[Aeropars]

Hi guys!

I have a problem with trying to install a root CA on our network.

When i go through the wizard to install the CA i only have the option for a standalone CA and the enterprise options are greyed out.

I think this might be because I am not an enterprise admin.

We have a top level domain and a child domain. The top levle domain is used for nams sake only in anticipation of other networks being migrated to the one forest. The domain is running in 2003 mode while the forest is in 2000 mode.

With this in mind I logged onto the top level DC and tried to add myself to the enterprise admins group (via a group). I modified the enterprise admins group and clicked to chenge the location it was looking for items and selected the sub domain. I then clicked the objects button to to check that users and groups were selected and all that was showing was contacts and other objects. Why is this?!

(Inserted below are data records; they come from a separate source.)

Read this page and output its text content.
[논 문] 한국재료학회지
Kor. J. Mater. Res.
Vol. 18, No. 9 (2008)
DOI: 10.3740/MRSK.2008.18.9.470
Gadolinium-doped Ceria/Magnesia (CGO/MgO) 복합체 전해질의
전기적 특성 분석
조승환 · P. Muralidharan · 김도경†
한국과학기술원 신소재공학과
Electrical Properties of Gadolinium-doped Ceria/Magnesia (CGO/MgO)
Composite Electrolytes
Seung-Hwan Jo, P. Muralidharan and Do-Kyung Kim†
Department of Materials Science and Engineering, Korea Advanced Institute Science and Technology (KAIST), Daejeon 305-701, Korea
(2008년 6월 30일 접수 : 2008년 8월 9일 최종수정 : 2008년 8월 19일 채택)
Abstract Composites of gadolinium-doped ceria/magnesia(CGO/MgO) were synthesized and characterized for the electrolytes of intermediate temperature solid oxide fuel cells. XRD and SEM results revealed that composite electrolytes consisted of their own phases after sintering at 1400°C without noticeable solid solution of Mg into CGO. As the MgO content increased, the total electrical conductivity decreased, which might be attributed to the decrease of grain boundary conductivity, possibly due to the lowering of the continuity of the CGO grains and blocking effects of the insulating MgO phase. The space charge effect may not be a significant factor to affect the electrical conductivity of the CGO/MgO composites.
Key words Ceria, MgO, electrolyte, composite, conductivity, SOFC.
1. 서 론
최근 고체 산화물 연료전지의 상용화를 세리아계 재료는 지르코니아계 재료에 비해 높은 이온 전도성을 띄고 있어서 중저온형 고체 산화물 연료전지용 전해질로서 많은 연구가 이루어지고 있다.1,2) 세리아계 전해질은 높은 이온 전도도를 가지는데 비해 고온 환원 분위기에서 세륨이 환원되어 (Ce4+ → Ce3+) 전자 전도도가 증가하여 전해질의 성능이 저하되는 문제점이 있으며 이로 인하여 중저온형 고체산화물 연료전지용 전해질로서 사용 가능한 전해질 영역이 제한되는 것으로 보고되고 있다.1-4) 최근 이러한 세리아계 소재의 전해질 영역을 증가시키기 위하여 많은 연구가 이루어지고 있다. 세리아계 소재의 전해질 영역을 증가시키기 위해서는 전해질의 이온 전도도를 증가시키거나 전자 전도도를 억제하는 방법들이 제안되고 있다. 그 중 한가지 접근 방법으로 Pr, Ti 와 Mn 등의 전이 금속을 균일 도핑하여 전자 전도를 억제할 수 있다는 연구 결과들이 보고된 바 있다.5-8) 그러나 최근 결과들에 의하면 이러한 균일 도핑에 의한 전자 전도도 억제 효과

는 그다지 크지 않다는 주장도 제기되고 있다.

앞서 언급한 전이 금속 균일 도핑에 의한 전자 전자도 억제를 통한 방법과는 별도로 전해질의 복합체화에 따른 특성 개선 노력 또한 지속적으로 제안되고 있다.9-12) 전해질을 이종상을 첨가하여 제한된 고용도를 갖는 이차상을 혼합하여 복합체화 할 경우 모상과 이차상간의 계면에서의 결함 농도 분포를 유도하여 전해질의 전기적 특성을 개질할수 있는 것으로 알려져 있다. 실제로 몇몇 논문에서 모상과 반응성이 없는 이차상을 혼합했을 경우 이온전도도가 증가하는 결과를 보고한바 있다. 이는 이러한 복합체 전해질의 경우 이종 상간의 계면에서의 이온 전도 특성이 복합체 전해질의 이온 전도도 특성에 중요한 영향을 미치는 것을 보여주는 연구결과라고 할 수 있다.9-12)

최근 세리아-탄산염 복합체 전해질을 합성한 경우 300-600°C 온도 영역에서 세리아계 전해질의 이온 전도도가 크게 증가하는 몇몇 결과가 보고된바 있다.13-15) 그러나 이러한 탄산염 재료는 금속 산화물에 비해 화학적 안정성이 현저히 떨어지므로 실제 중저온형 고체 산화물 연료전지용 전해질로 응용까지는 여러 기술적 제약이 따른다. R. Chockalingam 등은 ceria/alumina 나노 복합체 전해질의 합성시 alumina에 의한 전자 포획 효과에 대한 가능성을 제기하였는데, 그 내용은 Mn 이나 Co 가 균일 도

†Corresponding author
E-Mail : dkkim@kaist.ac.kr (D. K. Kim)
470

Finally, I installed a standalone root CA on a test box. When i did this it installed all the templates yet when i didi this in a live environment the templates are missing.

Can anyone help?

Cheers

Lee

[alien_ri]

To install Enterprise CA your server needs to be member server.
Also what OS is on your CA? If we are talking about W2k8 and you want to use enterprise CA you need to have Windows server 2008 Enterprise or Datacenter edition.
For Windows server 2003 enviroment I'm not sure what are requirements for Enterprise CA

[Dumber]

For a Enterprise CA (also for windows 2003) you need to have an Enterprise server.
Windows 2003 standard only supports standalone ca's.

[jasonboche]

Quote:

Originally Posted by Dumber

For a Enterprise CA (also for windows 2003) you need to have an Enterprise server.
Windows 2003 standard only supports standalone ca's.

Enterprise CAs install on Sever 2003 Standard or Enterprise edition.

Enterprise CAs require an AD domain controller. That what the OP is missing.

Jas

[alien_ri]

Enterprise CA requires to be member server, but AFAIK you install it on member server NOT DC

[jasonboche]

My Enterprise root CA is installed on a DC running Win2k3 Standard Edition R2 SP2.
I have another subordinate Enterprise CA installed on another DC in the same domain running Win2k3 Standard Edition R2 SP2.
The CA was actually installed before R2 - the DCs used to be just Win2k3 Standard w/ SP1.

Admittedly since I don't deal with CAs a whole lot, I am foggy on some of the CA requirements and I tried looking up in my pocket admin guide which makes no reference to CAs.

I'll do some more research later today.

[Dumber]

Quote:

Originally Posted by jasonboche

Enterprise CAs install on Sever 2003 Standard or Enterprise edition.

Enterprise CAs require an AD domain controller. That what the OP is missing.

Jas

Well I assumed that he would like to have an autoenrollment which requires a Enterprise server.
I actually needed to rephrase my post.
Enterprise CA does is not required to install on a DC yet it must be a member of the domain.

Here you can find some documentation about CA's
http://technet.microsoft.com/en-us/l.../cc700804.aspx
http://www.microsoft.com/windowsserv...i/default.mspx
http://technet2.microsoft.com/window....mspx?mfr=true

Personally I would go for an offline standalone root CA and using Enterprise Subordinate Enterprise CA running on a 2003 Enterprise.
Gives a lot of benfits including auto-enrollment and certificate templates.

[alien_ri]

Quote:

Originally Posted by Dumber

Enterprise CA does is not required to install on a DC yet it must be a member of the domain.

I post it earlier... that your server needs to be member server not DC

Quote:

Personally I would go for an offline standalone root CA and using Enterprise Subordinate Enterprise CA running on a 2003 Enterprise.
Gives a lot of benfits including auto-enrollment and certificate templates.

I agree. First you set standalone CA. After you finish configuring it, you take your server offline, that is best admin practics
My advice is to plan your implementation of CA very carefully, as I read about it, there are many tricks in which you can fall

[jasonboche]

Quote:

Originally Posted by alien_ri

To install Enterprise CA your server needs to be member server.
Also what OS is on your CA? If we are talking about W2k8 and you want to use enterprise CA you need to have Windows server 2008 Enterprise or Datacenter edition.
For Windows server 2003 enviroment I'm not sure what are requirements for Enterprise CA

Enterprise Certificate Authorities install on Windows 2003 Active Directory Domain Controllers, Standard or Enterprise edition (or Datacenter edition I imagine as well).